The logic is simple: those offering goods or services to the public cannot discriminate on certain grounds, including gender, sexual orientation and religion.

So why then did Universities UK, the representative organisation for the UK's universities, publish guidance suggesting it might be acceptable for a religious speaker at a university - of all places - to demand segregated seating before speaking?  Indeed, such an event occurred recently, though the guidance mentions it only as a hypothetical possibility.  Nick Cohen takes apart the argument in the Spectator.

If a homosexual couple being disallowed to share a room with a double bed is unlawful discrimination, why is it not equally discriminatory to allow two men to sit together at a university event but not a man and a woman (even married)? If the speaker used to belong to the Dutch Reformed Church and demanded that black and white students be separated, they would be sent on their way.  So too a religious bigot who demanded Jews and Gentiles be separated.  And so should anyone trying it on with gender discrimination.

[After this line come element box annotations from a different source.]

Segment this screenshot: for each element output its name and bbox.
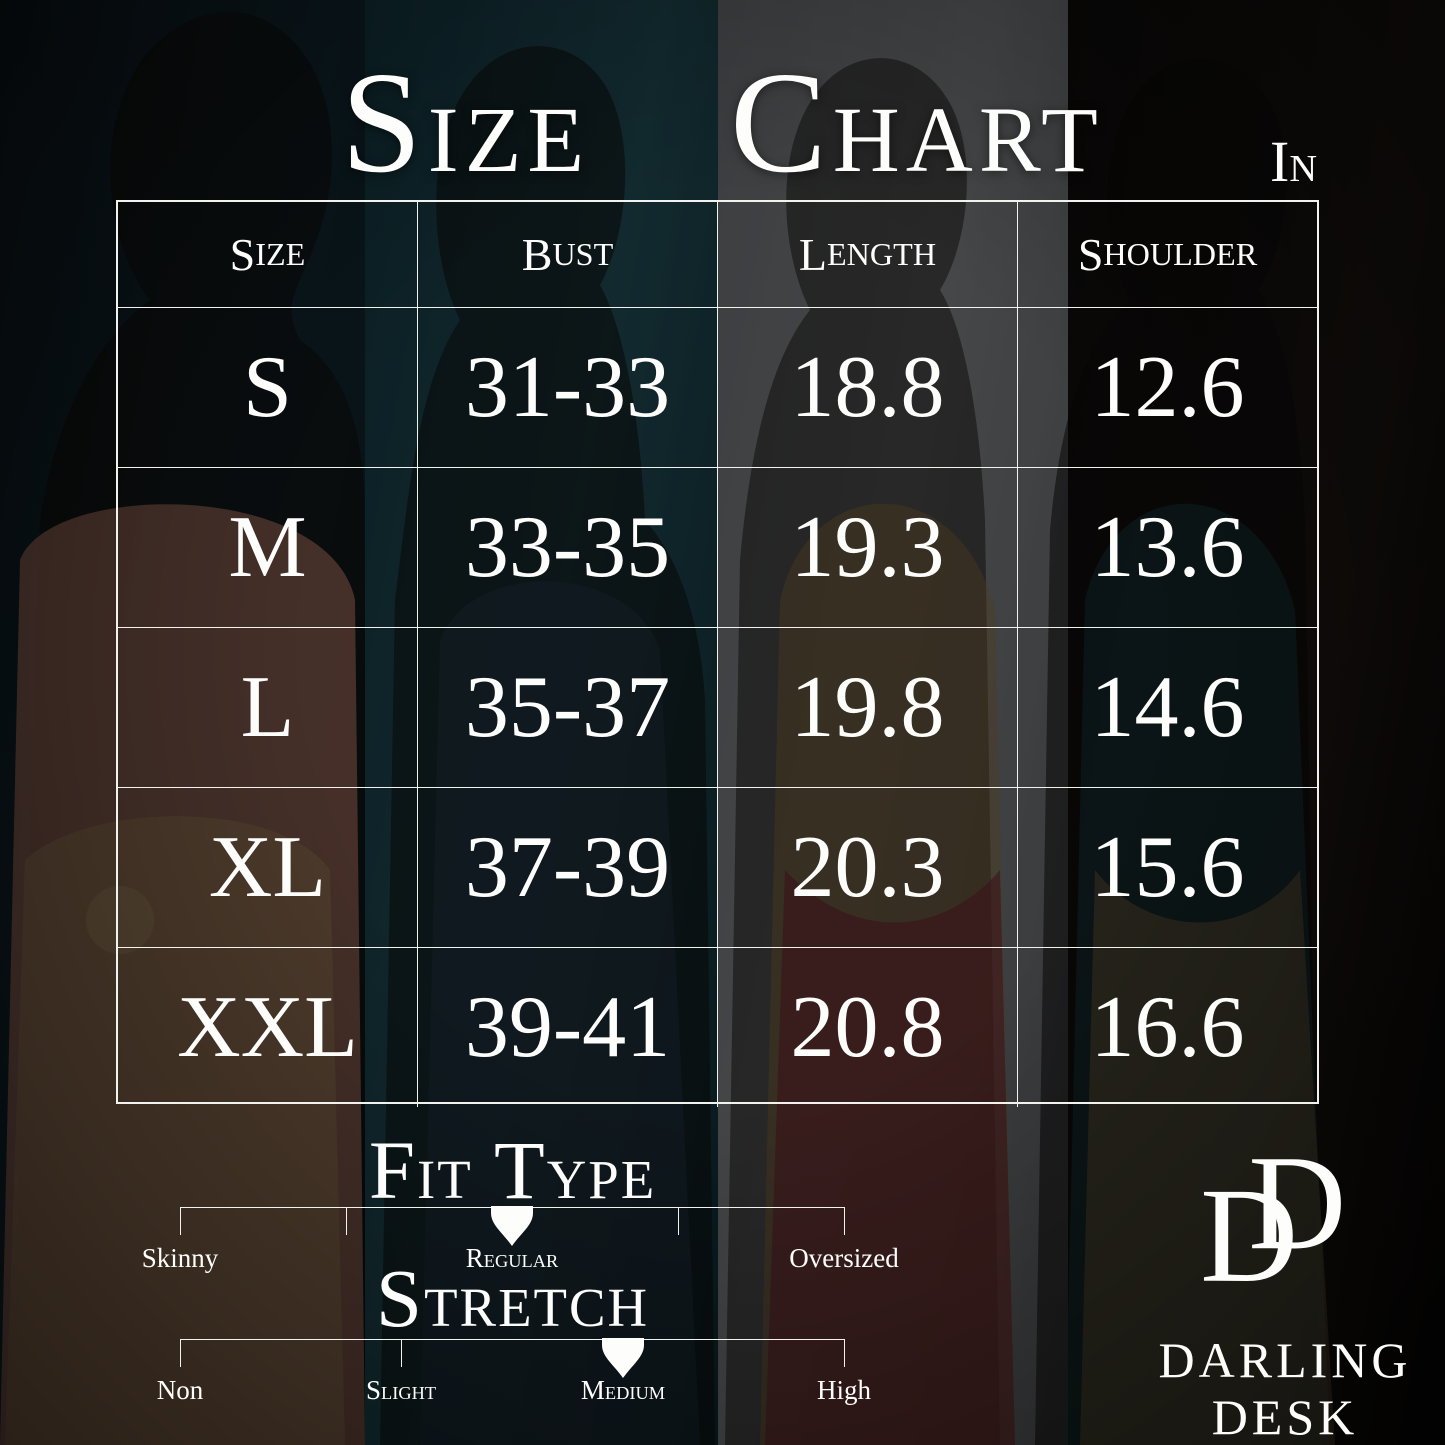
svg-text:D: D — [1248, 1135, 1346, 1278]
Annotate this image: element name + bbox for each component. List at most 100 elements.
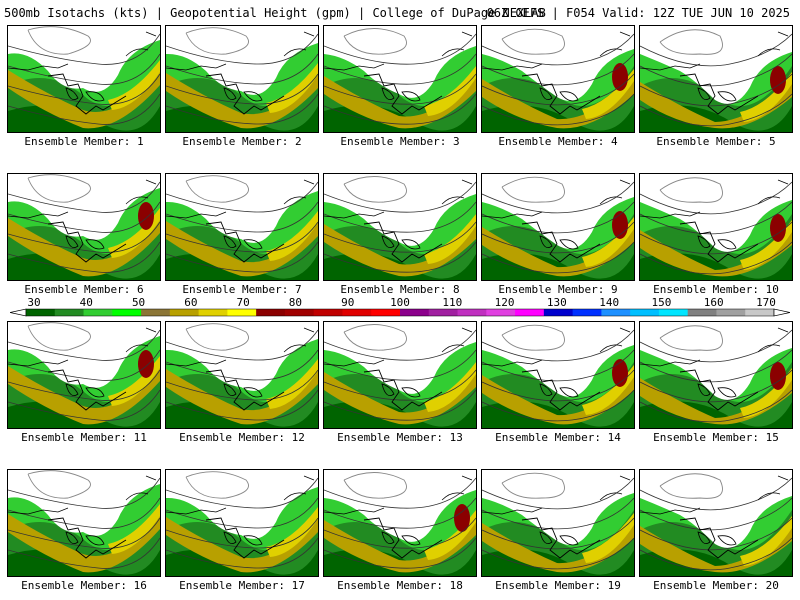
lake-michigan [539,87,553,101]
jet-streak-70kt [582,365,634,415]
ensemble-map [482,26,634,132]
calm-region [640,470,792,548]
closed-low-contour [185,27,249,55]
lake-huron [401,387,421,398]
height-contour [324,221,476,253]
ensemble-member-label: Ensemble Member: 17 [179,579,305,592]
height-contour [324,53,476,85]
ensemble-map [324,322,476,428]
ensemble-map [8,174,160,280]
height-contour [8,477,160,509]
border-line [166,359,227,367]
jet-streak-70kt [582,513,634,563]
height-contour [166,389,318,421]
colorbar-tick-label: 140 [599,296,619,309]
jet-streak-70kt [740,220,792,270]
closed-low-contour [343,324,407,351]
ensemble-map-panel [323,321,477,429]
height-contour [640,53,792,87]
colorbar-segment [745,309,775,316]
height-contour [640,181,792,215]
lake-huron [559,239,579,250]
calm-region [640,174,792,252]
jet-streak-70kt [582,217,634,267]
closed-low-contour [501,324,565,351]
header-title-right: 06Z GEFS | F054 Valid: 12Z TUE JUN 10 20… [486,6,790,20]
jet-core-80kt [770,214,786,242]
calm-region [324,470,476,542]
colorbar-segment [486,309,516,316]
border-line [324,359,385,367]
jet-core-80kt [138,350,154,378]
height-contour [640,537,792,571]
ensemble-member-label: Ensemble Member: 20 [653,579,779,592]
colorbar-segment [428,309,459,316]
height-contour [166,477,318,509]
closed-low-contour [343,472,407,499]
ensemble-map [166,26,318,132]
ensemble-member-label: Ensemble Member: 16 [21,579,147,592]
great-lakes-outline [205,73,285,115]
colorbar-tick-label: 30 [27,296,40,309]
calm-region [166,470,318,539]
ensemble-map-panel [7,469,161,577]
colorbar-tick-label: 40 [80,296,93,309]
lake-michigan [65,235,79,249]
height-contour [640,201,792,235]
colorbar-segment [658,309,689,316]
coastline [441,179,473,205]
ensemble-map-panel [481,25,635,133]
colorbar-segment [198,309,228,316]
lake-huron [243,387,263,398]
colorbar-segment [572,309,602,316]
great-lakes-outline [47,369,127,411]
height-contour [640,369,792,403]
coastline [599,31,631,57]
height-contour [166,329,318,361]
jet-core-80kt [454,504,470,532]
colorbar-segment [227,309,257,316]
colorbar-segment [457,309,487,316]
ensemble-map-panel [7,25,161,133]
lake-huron [243,535,263,546]
ensemble-map [324,174,476,280]
coastline [757,31,789,57]
height-contour [640,33,792,67]
calm-region [482,470,634,545]
jet-streak-60kt [166,369,318,425]
great-lakes-outline [679,369,759,411]
closed-low-contour [185,175,249,203]
border-line [166,211,227,219]
height-contour [640,497,792,531]
calm-region [324,322,476,394]
ensemble-map-panel [323,469,477,577]
height-contour [8,181,160,213]
jet-streak-70kt [424,66,476,116]
height-contour [324,93,476,125]
coastline [283,31,315,57]
ensemble-map-panel [481,173,635,281]
border-line [8,211,69,219]
colorbar-segment [284,309,315,316]
colorbar-tick-label: 160 [704,296,724,309]
height-contour [324,389,476,421]
great-lakes-outline [363,369,443,411]
great-lakes-outline [205,517,285,559]
lake-michigan [65,87,79,101]
jet-streak-60kt [324,224,476,277]
ensemble-member-label: Ensemble Member: 10 [653,283,779,296]
colorbar-segment [256,309,286,316]
closed-low-contour [659,473,723,499]
colorbar-graphic: 30 40 50 60 70 80 90 100 110 120 130 140 150 160 170 [10,296,790,317]
height-contour [8,349,160,381]
calm-region [8,26,160,92]
ensemble-map [640,470,792,576]
coastline [283,327,315,353]
height-contour [482,33,634,66]
lake-michigan [223,235,237,249]
lake-huron [717,91,737,102]
ensemble-map-panel [639,173,793,281]
colorbar-right-arrow [773,308,790,317]
great-lakes-outline [47,73,127,115]
height-contour [640,241,792,275]
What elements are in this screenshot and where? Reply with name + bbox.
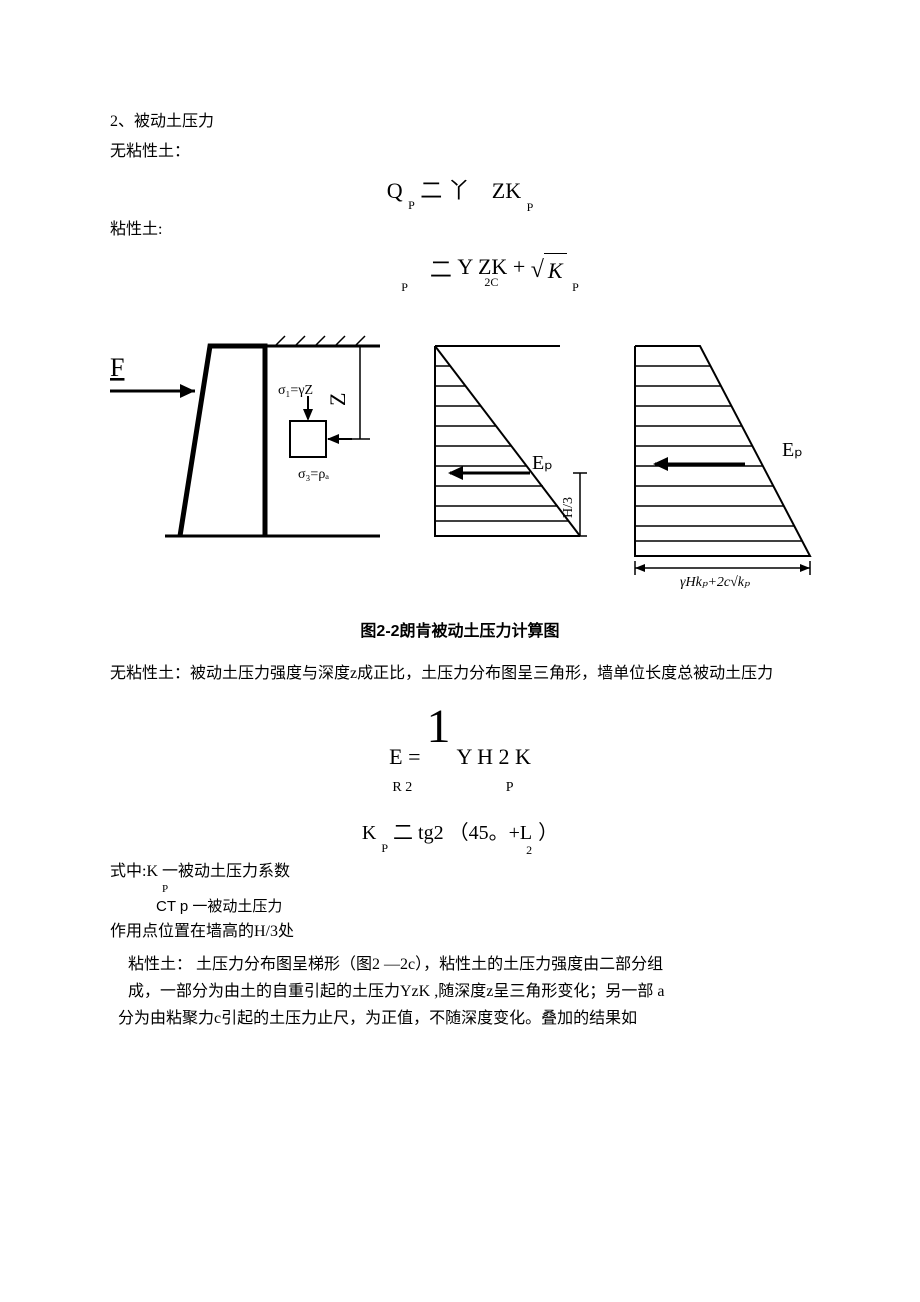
section-number: 2、 bbox=[110, 113, 134, 130]
f4-close: ） bbox=[538, 822, 558, 844]
def-K: 式中:K 一被动土压力系数 bbox=[110, 859, 810, 885]
Ep-label-2: Eₚ bbox=[782, 439, 803, 461]
bottom-dim-label: γHkₚ+2c√kₚ bbox=[680, 575, 750, 590]
diagram-triangle: Eₚ H/3 bbox=[435, 346, 587, 536]
f2-eq: 二 bbox=[430, 257, 452, 282]
f3-subr: R bbox=[392, 780, 401, 795]
Z-label: Z bbox=[325, 393, 350, 406]
f2-plus: + bbox=[513, 254, 525, 279]
f3-big1: 1 bbox=[427, 708, 451, 746]
f4-subp: P bbox=[381, 841, 388, 855]
section-heading: 2、被动土压力 bbox=[110, 110, 810, 134]
label-cohesive: 粘性土: bbox=[110, 218, 810, 242]
diagram-trapezoid: Eₚ γHkₚ+2c√kₚ bbox=[635, 346, 810, 590]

Of course one might also wonder why a university was keen on someone preaching religious-based discrimination speaking there in the first place.  The cornerstone of any university has to be that ideas have to be advanced on the basis of reason and evidence.  All theories have to be subjected to falsification.  If any theory is found inconsistent with counter-arguments and evidence, it should be modified or abandoned accordingly.  Any religious leader showing up to offer his (and it is usually his) theory that men and women should not sit together can and should expect to have to argue the case, not simply declare it and assume there will be unquestioning and even fawning acceptance.  So too any other arguments they might offer on any subject whatever.

It is not too much of an exaggeration to say that all of our present day prosperity and freedom derives from the Enlightenment, and all the hard fights against superstition, obscurantism and intolerance that were fought and won in those times.  It seems all those battles are having to be fought all over again.